When I first ran for bencher, four years ago, I knew I had the qualifications, experience and track record to excel in the role. Yet I found myself questioning whether merit alone would make me a competitive candidate. As a female South Asian lawyer working in the government, I did not see myself mirrored in positions of influence. I certainly did not see myself reflected among the benchers of the Law Society of Ontario. I wondered if the profession was ready to assess my leadership potential based on my qualifications rather than the colour of my skin.
To inspire confidence among voters, I had to challenge their imagination. They needed to envision leadership in a way that would encompass contenders such as myself. So I decided my campaign had to be unique.
I teamed up with an incumbent bencher and ran a joint campaign. We shared resources, merged our networks and attended events together. And our campaign was successful: in 2015, I became the first female South Asian to be elected bencher in the Law Society’s history.
It’s been four years since that historic win. During that time, I’ve worked to make the profession better for the public, racialized licensees, those with mental-health issues and Indigenous communities. I am running for re-election to continue that work.
But this time, I wanted to help uplift a new voice in the profession, just as had been done for me. So I asked Jayashree Goswami, a litigator and in-house counsel at Intact Insurance, to be my running mate. Voters can, of course, vote for us separately, but we wanted to team up to run joint ads together, share resources and ideas and make connections. We have also challenged each other to be better and more informed.
Jayashree is an incredible running mate: a racialized woman who is smart, pragmatic and thoughtful. She is also a former president of the South Asian Bar Association, a past president of the Roundtable of Diversity Associations and my former colleague on the Equity Advisory Group at the Law Society. In other words, she is exceptional and much needed at Convocation.
We all know that diverse organizations make different and better decisions.
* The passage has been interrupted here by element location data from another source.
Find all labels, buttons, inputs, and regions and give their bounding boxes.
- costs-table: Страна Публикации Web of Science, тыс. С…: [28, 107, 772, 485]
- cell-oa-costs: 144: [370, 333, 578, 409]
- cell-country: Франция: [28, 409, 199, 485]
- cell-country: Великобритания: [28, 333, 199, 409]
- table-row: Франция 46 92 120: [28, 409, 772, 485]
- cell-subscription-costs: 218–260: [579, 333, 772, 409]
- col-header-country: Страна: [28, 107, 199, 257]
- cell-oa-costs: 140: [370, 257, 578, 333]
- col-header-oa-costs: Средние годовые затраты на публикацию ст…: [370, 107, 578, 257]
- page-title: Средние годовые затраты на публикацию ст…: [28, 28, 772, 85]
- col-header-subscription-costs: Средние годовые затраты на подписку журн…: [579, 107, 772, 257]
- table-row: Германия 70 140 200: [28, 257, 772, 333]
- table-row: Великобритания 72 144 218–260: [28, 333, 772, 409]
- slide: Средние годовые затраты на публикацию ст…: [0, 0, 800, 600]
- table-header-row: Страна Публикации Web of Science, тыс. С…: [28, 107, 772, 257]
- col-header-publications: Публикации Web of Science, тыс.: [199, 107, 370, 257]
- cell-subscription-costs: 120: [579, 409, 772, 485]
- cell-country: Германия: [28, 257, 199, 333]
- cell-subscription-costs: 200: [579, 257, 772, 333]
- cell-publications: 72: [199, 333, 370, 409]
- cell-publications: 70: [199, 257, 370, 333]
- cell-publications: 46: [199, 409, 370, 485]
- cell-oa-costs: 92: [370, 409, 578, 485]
But it’s also true that the most prominent strategy that experts have suggested women deploy in order to ascend the corporate ladder — and, yes, I’m talking about “leaning in” — does not work well for racialized women. “Women of color and working-class women have been leaning in since day one,” Minda Harts, an advocate for women of colour in the workplace, told Fast Company. “There has to be an intentional structure in place to make sure that women of color have an opportunity to advance.”
When I became part of a joint campaign in the last election, we created a new structure. And that is what I am hoping to do for Jayashree. I believe in the power of championing others as a way to effect change — and in the importance of women lifting up other women.
I also believe it doesn’t matter that we don’t have Bay Street connections or budgets, or other privileges that might help other lawyers win elections. If you want something, don’t expect it to happen on its own. Do something amazing. Do something different. And do something to help champion the voices that you want to be heard.
Isfahan Merali is a bencher in Toronto and tribunal counsel with Ontario’s Consent and Capacity Board, with a focus on administrative and mental health law.